—¿Qué más puede necesitarse
para ser feliz? —comentaba cuando veía a alguien complicarse inútilmente la
vida.
Desde los catorce años
laburaba de albañil, doce horas al día, seis días a la semana. Heredó el oficio
de su padre y se lo legó a sus cuatro hijos varones.
—Si uno trabaja mucho, se
entretiene y no le sobra el tiempo para ponerse a pensar en tonterías — repetía
a sus nietos.
Poseía el paranaense una
gran pasión por el caminar y eran la huerta y el partido radical sus únicos
vicios permitidos. A pie, iba y volvía de la construcción, no importaba lo
lejos que está se encontrase.
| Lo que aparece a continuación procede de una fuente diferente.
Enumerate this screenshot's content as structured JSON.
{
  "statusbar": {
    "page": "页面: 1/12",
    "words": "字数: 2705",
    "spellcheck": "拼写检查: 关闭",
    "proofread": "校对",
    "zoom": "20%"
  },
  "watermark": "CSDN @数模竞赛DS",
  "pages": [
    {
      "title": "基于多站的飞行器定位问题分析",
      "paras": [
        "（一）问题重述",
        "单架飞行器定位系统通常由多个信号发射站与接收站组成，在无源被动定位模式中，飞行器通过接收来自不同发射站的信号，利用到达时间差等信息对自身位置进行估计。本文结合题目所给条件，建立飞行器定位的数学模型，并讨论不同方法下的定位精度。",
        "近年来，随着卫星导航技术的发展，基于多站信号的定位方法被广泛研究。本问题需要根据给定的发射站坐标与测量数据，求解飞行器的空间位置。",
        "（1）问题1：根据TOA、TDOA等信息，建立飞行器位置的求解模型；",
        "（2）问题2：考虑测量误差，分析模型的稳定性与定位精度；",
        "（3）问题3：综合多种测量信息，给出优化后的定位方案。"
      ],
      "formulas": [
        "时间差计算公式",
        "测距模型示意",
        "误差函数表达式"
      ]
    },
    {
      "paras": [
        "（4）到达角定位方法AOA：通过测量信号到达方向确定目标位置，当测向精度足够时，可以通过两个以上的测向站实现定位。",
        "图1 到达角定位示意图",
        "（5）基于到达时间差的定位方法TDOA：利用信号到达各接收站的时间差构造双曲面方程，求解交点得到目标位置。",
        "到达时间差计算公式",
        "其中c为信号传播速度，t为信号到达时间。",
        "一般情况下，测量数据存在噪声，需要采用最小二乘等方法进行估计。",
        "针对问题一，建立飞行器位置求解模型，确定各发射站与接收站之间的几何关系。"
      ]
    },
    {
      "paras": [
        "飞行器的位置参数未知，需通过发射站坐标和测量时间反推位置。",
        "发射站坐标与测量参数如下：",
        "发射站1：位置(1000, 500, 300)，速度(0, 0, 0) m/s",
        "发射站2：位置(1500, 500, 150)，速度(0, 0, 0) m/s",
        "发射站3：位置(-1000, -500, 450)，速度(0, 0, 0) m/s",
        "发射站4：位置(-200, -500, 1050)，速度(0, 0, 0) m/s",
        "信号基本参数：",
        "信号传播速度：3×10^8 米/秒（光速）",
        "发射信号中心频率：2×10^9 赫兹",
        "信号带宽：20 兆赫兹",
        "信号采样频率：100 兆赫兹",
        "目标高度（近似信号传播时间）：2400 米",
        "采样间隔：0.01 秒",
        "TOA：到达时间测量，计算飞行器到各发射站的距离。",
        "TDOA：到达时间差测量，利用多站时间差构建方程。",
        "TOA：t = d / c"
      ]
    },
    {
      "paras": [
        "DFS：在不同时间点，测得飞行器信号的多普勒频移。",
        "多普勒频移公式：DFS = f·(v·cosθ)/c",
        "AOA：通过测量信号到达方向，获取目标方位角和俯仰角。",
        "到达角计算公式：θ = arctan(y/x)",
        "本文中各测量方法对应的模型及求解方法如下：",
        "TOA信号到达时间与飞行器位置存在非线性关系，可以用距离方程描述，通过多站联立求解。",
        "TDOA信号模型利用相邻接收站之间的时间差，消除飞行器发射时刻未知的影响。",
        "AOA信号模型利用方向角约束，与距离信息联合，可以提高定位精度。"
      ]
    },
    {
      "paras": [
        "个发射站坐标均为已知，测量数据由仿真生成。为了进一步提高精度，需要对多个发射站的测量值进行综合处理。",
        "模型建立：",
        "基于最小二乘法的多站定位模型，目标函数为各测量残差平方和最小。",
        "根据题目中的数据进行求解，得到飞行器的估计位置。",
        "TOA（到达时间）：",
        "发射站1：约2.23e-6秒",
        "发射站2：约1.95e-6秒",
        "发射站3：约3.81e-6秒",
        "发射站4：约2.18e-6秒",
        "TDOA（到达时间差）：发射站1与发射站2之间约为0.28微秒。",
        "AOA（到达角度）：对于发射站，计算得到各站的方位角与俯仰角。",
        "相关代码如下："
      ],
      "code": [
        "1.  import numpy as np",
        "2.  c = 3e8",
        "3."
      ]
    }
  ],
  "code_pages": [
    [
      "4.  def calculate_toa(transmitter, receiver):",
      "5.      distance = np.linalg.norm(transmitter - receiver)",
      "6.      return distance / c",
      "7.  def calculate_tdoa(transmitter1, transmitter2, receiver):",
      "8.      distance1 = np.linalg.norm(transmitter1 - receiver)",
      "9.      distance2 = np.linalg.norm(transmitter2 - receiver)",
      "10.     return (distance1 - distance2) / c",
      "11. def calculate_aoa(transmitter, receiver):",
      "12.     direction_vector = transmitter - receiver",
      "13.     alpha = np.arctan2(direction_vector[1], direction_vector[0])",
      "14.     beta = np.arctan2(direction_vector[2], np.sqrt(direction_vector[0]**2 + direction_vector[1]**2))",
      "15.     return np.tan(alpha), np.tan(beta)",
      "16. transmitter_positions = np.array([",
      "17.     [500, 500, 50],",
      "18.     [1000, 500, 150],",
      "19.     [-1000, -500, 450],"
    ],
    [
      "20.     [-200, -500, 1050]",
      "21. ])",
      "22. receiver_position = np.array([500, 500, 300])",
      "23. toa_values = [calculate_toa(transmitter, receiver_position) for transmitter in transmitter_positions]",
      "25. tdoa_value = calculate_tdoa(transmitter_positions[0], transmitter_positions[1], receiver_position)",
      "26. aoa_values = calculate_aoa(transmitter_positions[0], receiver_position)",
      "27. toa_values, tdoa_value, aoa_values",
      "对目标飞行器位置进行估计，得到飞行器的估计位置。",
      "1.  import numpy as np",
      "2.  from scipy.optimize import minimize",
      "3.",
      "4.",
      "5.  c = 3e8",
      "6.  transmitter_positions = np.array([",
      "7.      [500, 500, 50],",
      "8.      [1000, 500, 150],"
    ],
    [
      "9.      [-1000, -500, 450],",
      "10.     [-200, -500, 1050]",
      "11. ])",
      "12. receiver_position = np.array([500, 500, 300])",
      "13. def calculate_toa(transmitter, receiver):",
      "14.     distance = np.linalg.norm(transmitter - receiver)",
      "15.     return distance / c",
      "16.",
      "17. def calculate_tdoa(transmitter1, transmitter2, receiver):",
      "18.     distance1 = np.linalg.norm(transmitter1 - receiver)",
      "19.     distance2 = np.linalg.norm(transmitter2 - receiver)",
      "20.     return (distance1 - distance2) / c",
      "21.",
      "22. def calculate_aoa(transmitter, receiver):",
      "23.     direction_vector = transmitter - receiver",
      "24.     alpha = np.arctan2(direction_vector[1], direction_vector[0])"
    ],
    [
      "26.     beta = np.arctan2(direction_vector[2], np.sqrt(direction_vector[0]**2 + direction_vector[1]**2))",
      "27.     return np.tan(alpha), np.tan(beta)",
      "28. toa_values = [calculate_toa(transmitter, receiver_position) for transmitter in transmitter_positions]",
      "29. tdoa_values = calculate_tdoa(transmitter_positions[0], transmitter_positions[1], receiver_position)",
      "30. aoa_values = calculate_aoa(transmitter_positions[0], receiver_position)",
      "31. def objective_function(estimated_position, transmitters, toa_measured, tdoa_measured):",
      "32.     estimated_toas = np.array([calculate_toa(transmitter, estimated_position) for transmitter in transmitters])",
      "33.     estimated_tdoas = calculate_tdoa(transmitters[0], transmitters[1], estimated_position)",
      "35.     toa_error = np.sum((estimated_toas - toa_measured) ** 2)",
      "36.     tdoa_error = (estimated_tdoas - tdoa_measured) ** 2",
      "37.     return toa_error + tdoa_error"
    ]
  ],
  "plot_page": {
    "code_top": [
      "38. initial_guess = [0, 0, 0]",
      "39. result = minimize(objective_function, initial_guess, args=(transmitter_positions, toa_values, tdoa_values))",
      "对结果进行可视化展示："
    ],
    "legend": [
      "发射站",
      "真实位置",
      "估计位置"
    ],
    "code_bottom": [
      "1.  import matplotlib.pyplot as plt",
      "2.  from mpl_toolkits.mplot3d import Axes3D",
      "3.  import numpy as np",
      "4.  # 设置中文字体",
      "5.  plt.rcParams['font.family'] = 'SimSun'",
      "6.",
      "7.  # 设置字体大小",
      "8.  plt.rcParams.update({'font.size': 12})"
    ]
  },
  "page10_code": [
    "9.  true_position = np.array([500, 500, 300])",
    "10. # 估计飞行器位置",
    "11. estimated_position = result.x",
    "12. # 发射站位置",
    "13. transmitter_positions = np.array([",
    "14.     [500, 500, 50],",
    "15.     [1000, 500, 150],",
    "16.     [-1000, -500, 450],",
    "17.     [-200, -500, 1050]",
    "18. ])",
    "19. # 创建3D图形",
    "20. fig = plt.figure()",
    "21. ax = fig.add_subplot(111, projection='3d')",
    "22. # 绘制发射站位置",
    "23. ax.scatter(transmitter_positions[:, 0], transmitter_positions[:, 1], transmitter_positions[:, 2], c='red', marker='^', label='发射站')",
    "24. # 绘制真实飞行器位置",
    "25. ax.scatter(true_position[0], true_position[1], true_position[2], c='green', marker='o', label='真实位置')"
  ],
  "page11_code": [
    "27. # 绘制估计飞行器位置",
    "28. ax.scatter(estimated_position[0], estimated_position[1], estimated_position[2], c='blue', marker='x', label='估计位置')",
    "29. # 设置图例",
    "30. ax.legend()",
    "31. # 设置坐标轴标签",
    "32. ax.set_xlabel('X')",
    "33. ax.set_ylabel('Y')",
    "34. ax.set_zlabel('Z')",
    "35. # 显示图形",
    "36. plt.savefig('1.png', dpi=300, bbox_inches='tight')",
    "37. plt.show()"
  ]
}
A veces lo separaban de la obra, diez, quince o
hasta veinte kilómetros, no eran nada para él. Salía de madrugada y regresaba
con la luna como compañera.
En un anochecer, al comienzo
de su último retorno, es donde lo ubica mi relato. Había trabajado en la
construcción de la cabaña de un amigo a la vera del rio, unos cientos de metros
arriba de la toma vieja. Apenas seis kilómetros lo distanciaban de su casa en
la esquina de Soler y Vucetich. Salió más temprano de lo habitual pues era
noche de miércoles, noche de comité y se acercaban las elecciones. Encontró en
el camino una viga de buena madera que le vendría de perlas para apuntalar el
techo de su galponcito, enclenque desde la pasada tormenta y sin pensarlo dos
veces se cargó el pesado listón al hombro.